Hundreds of fish die in Buffalo Trace Park lake
More than 500 fish in the Buffalo Trace Park lake died last week following the release of a chemical in the 30-acre, man-made lake east of Palmyra. An additional 50 to 100 fish were found dead yesterday. Indiana Conservation Officers are continuing their investigation into what caused the fish to die.
Park maintenance worker George Moore said Monday that he was instructed last Tuesday to put chemicals in the lake to kill the algae. He said he questioned the amount but was assured by an employee who has been with the parks department since June that it was OK.
Moore said he also questioned whether the lake should be closed to swimmers because the chemical being put in the lake could cause a skin rash.
‘I was concerned about the safety of the children,’ he said.
Again, he was assured there was no danger.
The next day, ‘the fish were coming up to the banks by the thousands,’ starved for oxygen, Moore said.
Bass and bluegill are the most common fish in the lake.
Moore, who had worked at the park about two weeks, suggested to other park employees that the living fish be transferred to a nearby pond. Moore first believed the pond was on park property but later learned it was not.
He spent most of Wednesday moving fish. He said he moved 200 ‘big’ fish and between 2,000 and 3,000 smaller fish.
‘I didn’t want to see a bunch of fish dying,’ he said.
Indiana Conservation Officers were notified of the dying fish on Thursday.
C.O. Jim Hash, who is assigned to Harrison County, said the Indiana State Police Post at Sellersburg relayed information to him and Floyd County Conservation Officer Gary Pennington about the incident after the ISP Jasper Post received a call.
The two officers went to Buffalo Trace Park to begin their investigation Thursday.
‘It’s an ongoing investigation,’ said Hash, who provided few details.
Personnel from the Indiana Dept. of Environmental Management took water samples from the lake Thursday evening.
Hash added that anyone using any type of chemical around water should read and carefully follow all labels. Most products have ‘all kinds of warnings’ on the packaging relating to aquatic animals.
Claudia Howard, director of the Harrison County Parks Dept., said yesterday morning that the lake was closed to swimmers and anglers one day, after the fish began dying.
She said ‘a small amount of the chemical’ had been added about one week after the lake ‘turned over,’ a natural occurrence that happens as the oxygen level lowers in a still body of water.
Moore, who used to raise fish, told conservation officers that two bags were put in the lake, when one bag probably would have been sufficient.
‘We were a little concerned,’ Howard said. The parks department had the Harrison County Health Dept. test the water; the results showed ‘very low’ levels of the chemical remaining in the lake.
Herb Schneider, manager of Buffalo Trace, said yesterday afternoon that he is unsure why the fishing are dying. There were several things going on pertaining to the lake, which he says turned over about two weeks ago, including the addition of the chemical last week and the spraying of a weed killer around the park’s parking lot.

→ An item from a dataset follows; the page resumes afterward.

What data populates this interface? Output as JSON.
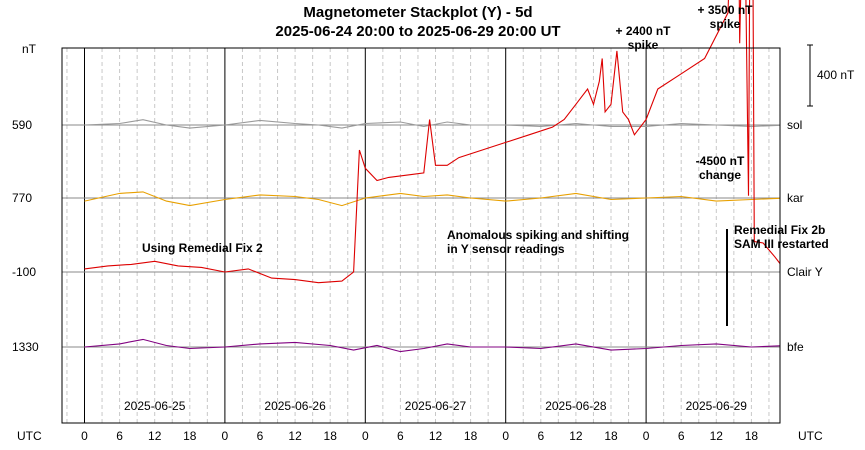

‘Apparently the oxygen level is still low,’ Schneider said. He added that test results show no chemicals remaining in the water.
The park department voluntarily closed the lake for the one day, Thursday.
Yesterday morning, Hash received a phone call from a park board member, who reported another 50 to 100 fish were found dead in the lake that morning.
Moore was terminated as a park employee Monday morning. He said two incidents were reported as cause for his dismissal.
The first allegedly happened Friday. ‘I weed-eated the grass,’ he said, and has witnesses, which include Hash and Pennington, who saw him. But Moore said it was reported that he did not do his assigned task that day.
‘They said I didn’t, but I did,’ he said.
On Monday, he arrived 10 minutes late for work. When he was hired, Moore said, he was told his hours would be 8 a.m. to 3:30 p.m., but because of the heat, employees have been starting work at 7 a.m.
Moore, who lives with his sister and her family, told his supervisor that he might not be able to make it to work by 7. He said he was told he could work later than everyone else, until he got his time in.
After he arrived at 7:10 a.m. Monday, Moore was notified that he was being dismissed, that he was 10 minutes late. Moore said according to his official hours he was 50 minutes early.
Schneider confirmed yesterday that Moore had been terminated as an employee.
‘But he was not let go because of the lake situation,’ he said without elaborating.
Moore said he was accused of calling state officials, an accusation he denies. He said Monday that he intends to contact an attorney, as a ‘matter of principle.’
Buffalo Trace Park lake remains open to swimmers through Sunday, Aug. 15. After that, it will be open for swimming on Saturdays and Sundays through Labor Day.